Minimize Number of Boolean Formulas that Evaluate to True

I'm interested in a MinSat variant: given a list of boolean formulas like

example1 = {a[1] ⊻ a[3] ⊻ a[4] ⊻ a[6] ⊻ a[10],  a[3] ⊻ a[4] ⊻ a[5] ⊻ a[6] ⊻ a[7],  a[3] ⊻ a[5] ⊻ a[8]}
example2 = {a[1] ⊻ a[2], a[2] ⊻ a[6] ⊻ a[10],  a[2] ⊻ a[9],  !(a[6] ⊻ a[9])}


find an assignment to the a[i] that minimizes the total number of formulas in the list that evaluate to True.

More information: The formulas all look like Xor[..., ..., ...] or Not@Xor[..., ..., ...]. The number of variables and clauses is not fixed; code to create samples of this form is

genexample[m_Integer, n_Integer] := Xor @@@ Table[
({True}~Join~Table[a[i], {i, 1, n}]) RandomChoice[{.8, .2} -> {0, 1}, n + 1] // Total,
{m}
] // DeleteCases[_Integer|True|False]


My own crude way of solving this so far is using NMinimize, in the following fashion:

jossolver[example_]:=Module[{alg},
(* translate to a list of algebraic expressions *)
alg = example /. {Xor -> f, Not -> g} //. {g[sth_] :> 1 + sth,
f[sth__] :> Total@{sth}};

(* minimize sum of terms, each taken modulo 2 *)
NMinimize[
Total@(Mod[#, 2] & /@ alg),
ReduceFreeVariables[alg] \[Element] Integers,
Method -> "SimulatedAnnealing"
] /. Rule[var_, val_] :> (var -> Mod[val, 2])
]


This is of course neither optimized, nor elegant, nor something that works well for large m and n; it might not even find the global minimum. It works reasonably ok for, say, n=m=20, but if possible I'd like to solve such instances for m=n=100 or even larger within a few seconds (or faster?).
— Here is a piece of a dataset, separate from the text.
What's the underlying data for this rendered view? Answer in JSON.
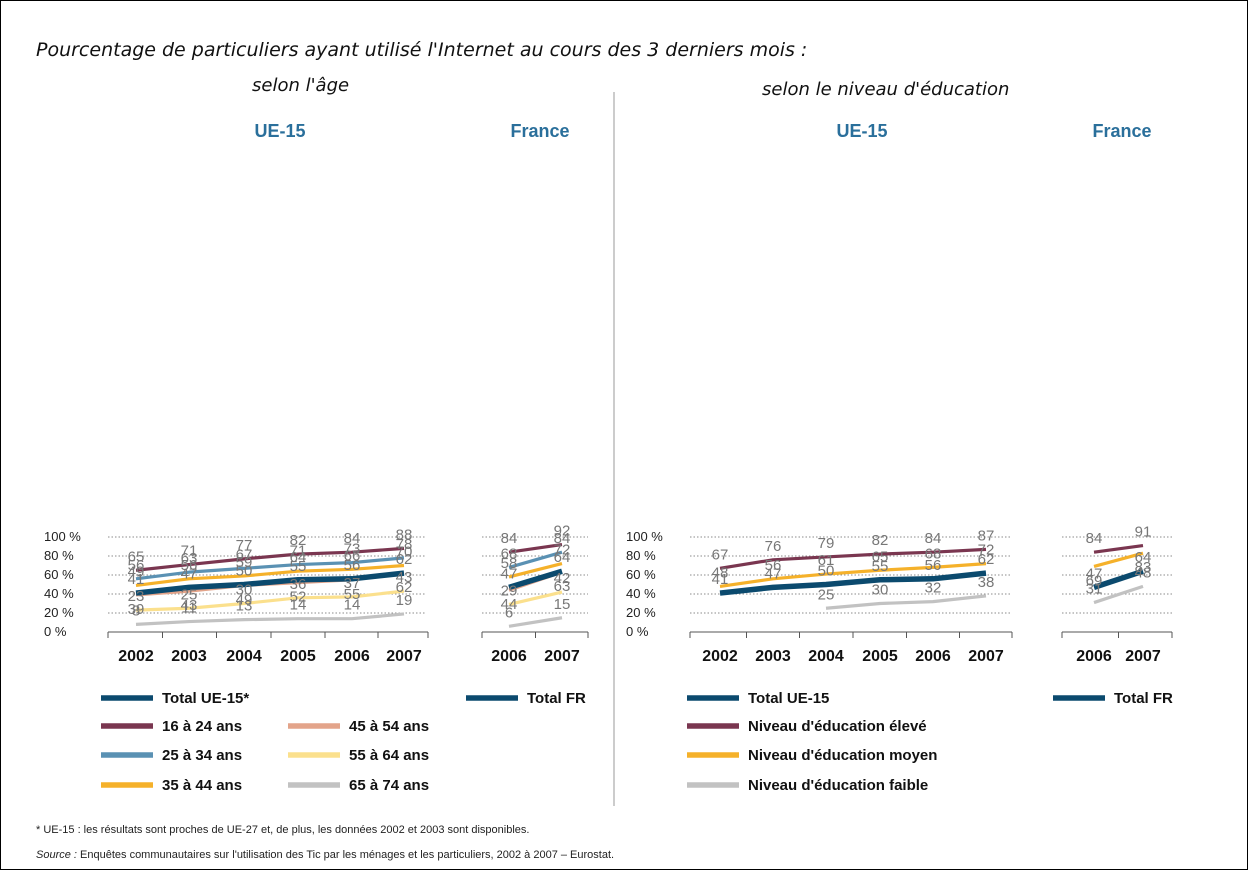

Approximate solutions (such as mine) are not ideal, but ok.

"Fast" is of course subjective; I'm just interested in a solution that's faster than what I tried. I realize of course that this problem is NP hard, but that doesn't mean one cannot solve small instances reasonably quickly. On my machine I get

Table[First@AbsoluteTiming[jossolver[genexample[20, 20]]], {20}] // MeanAround
(* == 1.376 ± 0.013 *)


I'm grateful for any attempts!

• It works for me for Table[First@AbsoluteTiming[jossolver[genexample[100, 100]]], {20}], outputting {15.8332, 14.9384, 14.5264, 14.6845, 14.5709, 14.5643, 14.7029, 14.6103, 14.6754, 14.5772, 14.6466, 14.6076, 14.5993, 14.6325, 14.7242, 14.7133, 14.7002, 15.6228, 14.9258, 14.6775} if Method-> "SimulatedAnnealing" is replaced by Method->"DifferentialEvolution". – user64494 Feb 24 at 8:54
• Indeed, good point. Swapping out the optimizer seems to yield a speedup; I originally used SimulatedAnnealing since it didn't complain about non-convergence within the specified number of iterations. – J Bausch Feb 24 at 11:28

Replacing the NMinimize part of you code by

NMinimize[Total@(Mod[#, 2] & /@ alg),
ReduceFreeVariables[alg] \[Element] Integers, Method -> "DifferentialEvolution",
PrecisionGoal -> 2, AccuracyGoal -> 2, MaxIterations -> 200]


and executing

Table[First@AbsoluteTiming[jossolver[genexample[100, 100]]], {20}]//MeanAround


, I obtain

15.16[PlusMinus]0.13

and several warnings. It is difficult to improve your little commented code (A good code is a commented code.).